In late September, Stephanie Larson, the U.S. Grains Council’s Regional Ethanol Manager for the European Union, United Kingdom, and Canada, visited Ottawa, Ontario, and Quebec City, Quebec. Her goal was to engage with government officials about how the U.S. ethanol industry can support Canada’s efforts to increase ethanol blending rates.
“Canada is the leading export market for U.S. ethanol, having purchased 590 million gallons in the 2022/2023 marketing year. In the first 11 months of the 2023/2024 marketing year, that figure has already risen to 598 million gallons, as U.S. producers enjoy nearly a 100 percent market share of ethanol imports in Canada. There’s still potential for growth as Canada remains committed to reducing carbon emissions,” Larson noted.

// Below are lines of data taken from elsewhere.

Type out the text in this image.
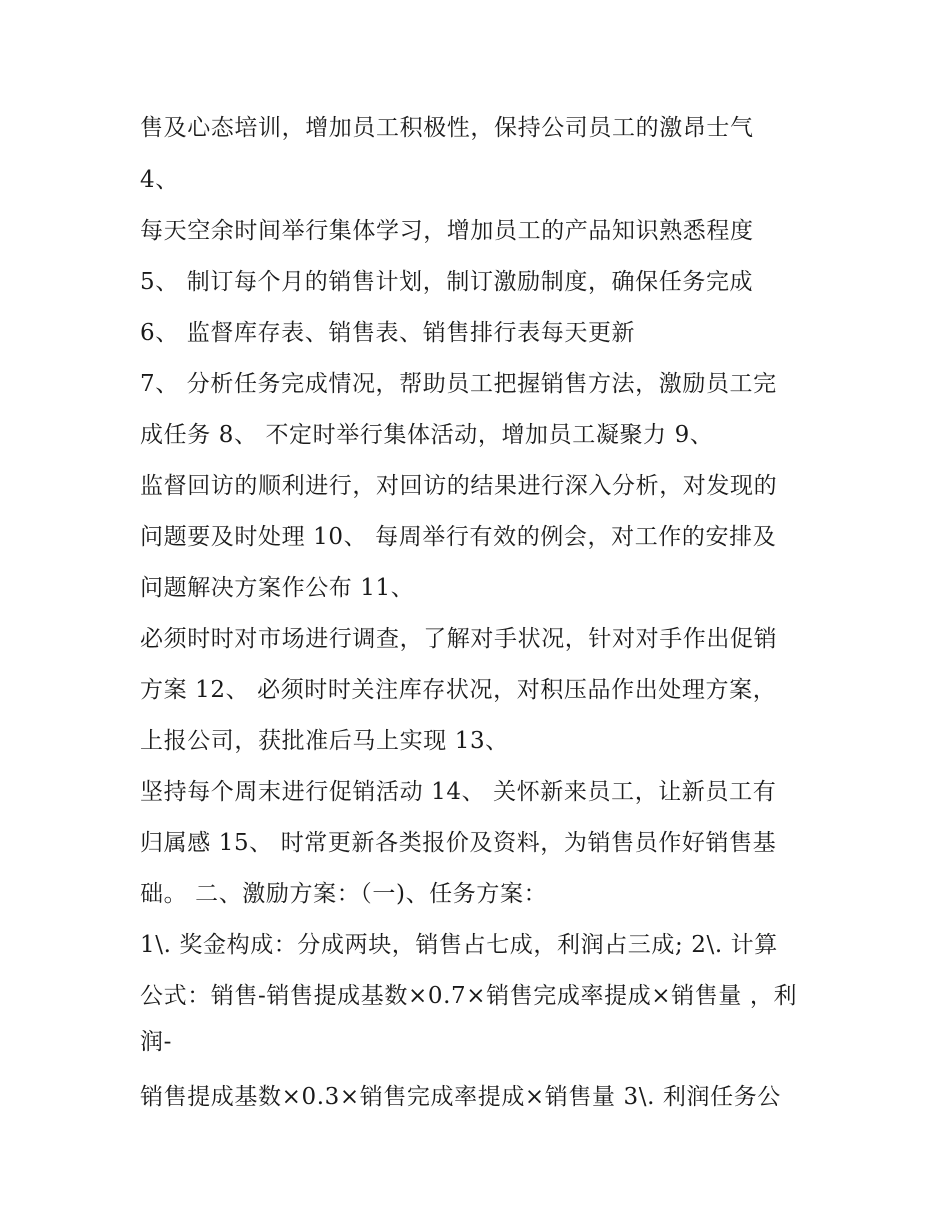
售及心态培训，增加员工积极性，保持公司员工的激昂士气
4、
每天空余时间举行集体学习，增加员工的产品知识熟悉程度
5、 制订每个月的销售计划，制订激励制度，确保任务完成
6、 监督库存表、销售表、销售排行表每天更新
7、 分析任务完成情况，帮助员工把握销售方法，激励员工完
成任务 8、 不定时举行集体活动，增加员工凝聚力 9、
监督回访的顺利进行，对回访的结果进行深入分析，对发现的
问题要及时处理 10、 每周举行有效的例会，对工作的安排及
问题解决方案作公布 11、
必须时时对市场进行调查，了解对手状况，针对对手作出促销
方案 12、 必须时时关注库存状况，对积压品作出处理方案，
上报公司，获批准后马上实现 13、
坚持每个周末进行促销活动 14、 关怀新来员工，让新员工有
归属感 15、 时常更新各类报价及资料，为销售员作好销售基
础。 二、激励方案：（一)、任务方案：
1\. 奖金构成：分成两块，销售占七成，利润占三成; 2\. 计算
公式：销售-销售提成基数×0.7×销售完成率提成×销售量 ，利
润-
销售提成基数×0.3×销售完成率提成×销售量 3\. 利润任务公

While Canada has a national mandate to blend gasoline with five percent ethanol (E5), many provinces have opted for higher blend rates. By next year, Ontario will require E11 blends, and Quebec will require E12. Additionally, the Canadian government has announced plans to establish sustainable aviation fuel (SAF) facilities, which will create significant new demand for U.S. producers.
Larson was accompanied by Helena Jette, director of market development and biofuels for the Indiana Corn Growers Association, Indiana Corn Marketing Council, and Indiana Soybean Alliance, along with Christopher Malone, vice president of market development for Indigo Ag.
During the first day of their program, they held discussions with staff from Environment and Climate Change Canada and Natural Resources Canada, two key governmental bodies focused on the country’s climate change objectives and regulations. The team also met with representatives from Agriculture and Agri-Food Canada while in Ottawa.